More broadly, the rediscovery and popularization of the sixteenth-century arguments of Michel de Montaigne (1533–1592), Francisco de Vitoria (ca. 1483–1546), and in particular Bartoloméde Las Casas (1474–1566) against Spanish treatment of Amerindians, known as the leyenda negra or "black legend," continued to offer a powerful ideological critique of Spanish empire in the Atlantic, while also still serving as justification for the Protestant European Atlantic empires. In the late eighteenth century, Edmund Burke's calls both for conciliation with Britain's rebelling American colonies (1775) and the impeachment from 1786 to 1794 of the East India Company's governor-general, Warren Hastings (1732–1818), drew heavily upon arguments about rights, liberties, and the nature of politics at the core of the Enlightenment.
While many of these critiques criticized only the way in which European empires conducted themselves, other strands of cosmopolitan and relativist Enlightenment political theory rejected empire outright. The German philosopher Immanuel Kant (1724–1804), in his essay on "Perpetual Peace" (1795), offered a vision of an international federation of republican states that left little room for colonial empires or universal monarchies, let alone the imperial wars that underwrote them. His student, Johann Gottfried Herder (1744–1803), particularly in his Ideas for a Philosophy of the History of Man (1784–1791), made perhaps an even more explicit argument against colonialism. He insisted not only on the virtues of pluralism but also that the heterogeneous and hybrid nature of large empires was ultimately doomed to failure.

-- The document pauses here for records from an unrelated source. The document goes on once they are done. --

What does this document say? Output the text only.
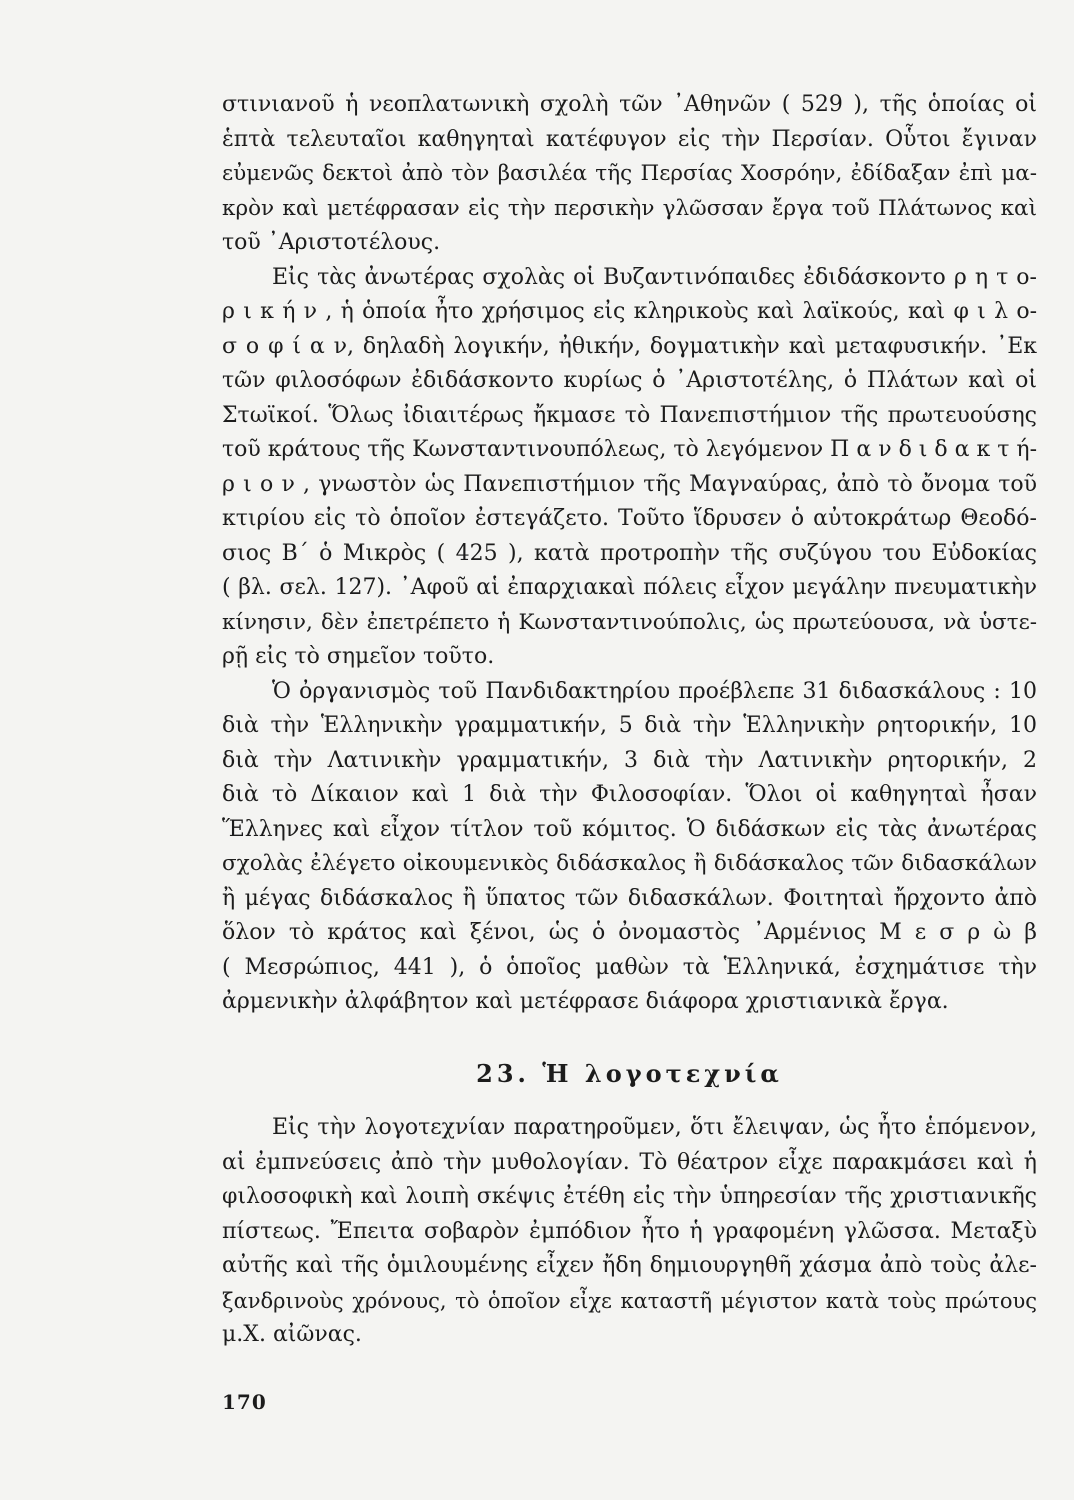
στινιανοῦ ἡ νεοπλατωνικὴ σχολὴ τῶν ᾿Αθηνῶν ( 529 ), τῆς ὁποίας οἱ
ἑπτὰ τελευταῖοι καθηγηταὶ κατέφυγον εἰς τὴν Περσίαν. Οὗτοι ἔγιναν
εὐμενῶς δεκτοὶ ἀπὸ τὸν βασιλέα τῆς Περσίας Χοσρόην, ἐδίδαξαν ἐπὶ μα-
κρὸν καὶ μετέφρασαν εἰς τὴν περσικὴν γλῶσσαν ἔργα τοῦ Πλάτωνος καὶ
τοῦ ᾿Αριστοτέλους.
Εἰς τὰς ἀνωτέρας σχολὰς οἱ Βυζαντινόπαιδες ἐδιδάσκοντο ρ η τ ο-
ρ ι κ ή ν , ἡ ὁποία ἦτο χρήσιμος εἰς κληρικοὺς καὶ λαϊκούς, καὶ φ ι λ ο-
σ ο φ ί α ν, δηλαδὴ λογικήν, ἠθικήν, δογματικὴν καὶ μεταφυσικήν. ᾿Εκ
τῶν φιλοσόφων ἐδιδάσκοντο κυρίως ὁ ᾿Αριστοτέλης, ὁ Πλάτων καὶ οἱ
Στωϊκοί. Ὅλως ἰδιαιτέρως ἤκμασε τὸ Πανεπιστήμιον τῆς πρωτευούσης
τοῦ κράτους τῆς Κωνσταντινουπόλεως, τὸ λεγόμενον Π α ν δ ι δ α κ τ ή-
ρ ι ο ν , γνωστὸν ὡς Πανεπιστήμιον τῆς Μαγναύρας, ἀπὸ τὸ ὄνομα τοῦ
κτιρίου εἰς τὸ ὁποῖον ἐστεγάζετο. Τοῦτο ἵδρυσεν ὁ αὐτοκράτωρ Θεοδό-
σιος Β΄ ὁ Μικρὸς ( 425 ), κατὰ προτροπὴν τῆς συζύγου του Εὐδοκίας
( βλ. σελ. 127). ᾿Αφοῦ αἱ ἐπαρχιακαὶ πόλεις εἶχον μεγάλην πνευματικὴν
κίνησιν, δὲν ἐπετρέπετο ἡ Κωνσταντινούπολις, ὡς πρωτεύουσα, νὰ ὑστε-
ρῇ εἰς τὸ σημεῖον τοῦτο.
Ὁ ὀργανισμὸς τοῦ Πανδιδακτηρίου προέβλεπε 31 διδασκάλους : 10
διὰ τὴν Ἑλληνικὴν γραμματικήν, 5 διὰ τὴν Ἑλληνικὴν ρητορικήν, 10
διὰ τὴν Λατινικὴν γραμματικήν, 3 διὰ τὴν Λατινικὴν ρητορικήν, 2
διὰ τὸ Δίκαιον καὶ 1 διὰ τὴν Φιλοσοφίαν. Ὅλοι οἱ καθηγηταὶ ἦσαν
Ἕλληνες καὶ εἶχον τίτλον τοῦ κόμιτος. Ὁ διδάσκων εἰς τὰς ἀνωτέρας
σχολὰς ἐλέγετο οἰκουμενικὸς διδάσκαλος ἢ διδάσκαλος τῶν διδασκάλων
ἢ μέγας διδάσκαλος ἢ ὕπατος τῶν διδασκάλων. Φοιτηταὶ ἤρχοντο ἀπὸ
ὅλον τὸ κράτος καὶ ξένοι, ὡς ὁ ὀνομαστὸς ᾿Αρμένιος Μ ε σ ρ ὼ β
( Μεσρώπιος, 441 ), ὁ ὁποῖος μαθὼν τὰ Ἑλληνικά, ἐσχημάτισε τὴν
ἀρμενικὴν ἀλφάβητον καὶ μετέφρασε διάφορα χριστιανικὰ ἔργα.
23. Ἡ λογοτεχνία
Εἰς τὴν λογοτεχνίαν παρατηροῦμεν, ὅτι ἔλειψαν, ὡς ἦτο ἑπόμενον,
αἱ ἐμπνεύσεις ἀπὸ τὴν μυθολογίαν. Τὸ θέατρον εἶχε παρακμάσει καὶ ἡ
φιλοσοφικὴ καὶ λοιπὴ σκέψις ἐτέθη εἰς τὴν ὑπηρεσίαν τῆς χριστιανικῆς
πίστεως. Ἔπειτα σοβαρὸν ἐμπόδιον ἦτο ἡ γραφομένη γλῶσσα. Μεταξὺ
αὐτῆς καὶ τῆς ὁμιλουμένης εἶχεν ἤδη δημιουργηθῆ χάσμα ἀπὸ τοὺς ἀλε-
ξανδρινοὺς χρόνους, τὸ ὁποῖον εἶχε καταστῆ μέγιστον κατὰ τοὺς πρώτους
μ.Χ. αἰῶνας.
170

As the Enlightenment began to manifest itself in Europe's colonies, it also became a powerful intellectual and political challenge to those empires. Enlightenment science thrived in British America. From the well-known, like Benjamin Franklin (1706–1790) and Thomas Jefferson (1743–1826), to more anonymous and popular experimenters, the Enlightenment implicated itself quite famously in British-American culture. Moreover, from Franklin and Jefferson in the British mainland American colonies to Simón Bolívar (1783–1830) in Spanish South America to Toussaint L'Ouverture (1743–1803) in French Saint-Domingue (Haiti), the Enlightenment critique of Europe and its emphasis on republican liberty informed the wave of American revolutions against European empires in the late eighteenth and early nineteenth centuries.
The Enlightenment also influenced a host of other responses to empire in colonies, including "reform" movements such as the "Bengal Renaissance" or "Bengal Enlightenment" in early nineteenth-century India. While these movements came to have a great influence over the policy and politics of colonial rule, they also contributed its eventual rejection of colonial rule. The ideological and social revolutions of the Enlightenment became crucial to early nationalism, particularly in giving rise to an urban middle-class "public" that would in the late nineteenth and early twentieth centuries form the vanguard of anticolonial movements throughout European empires.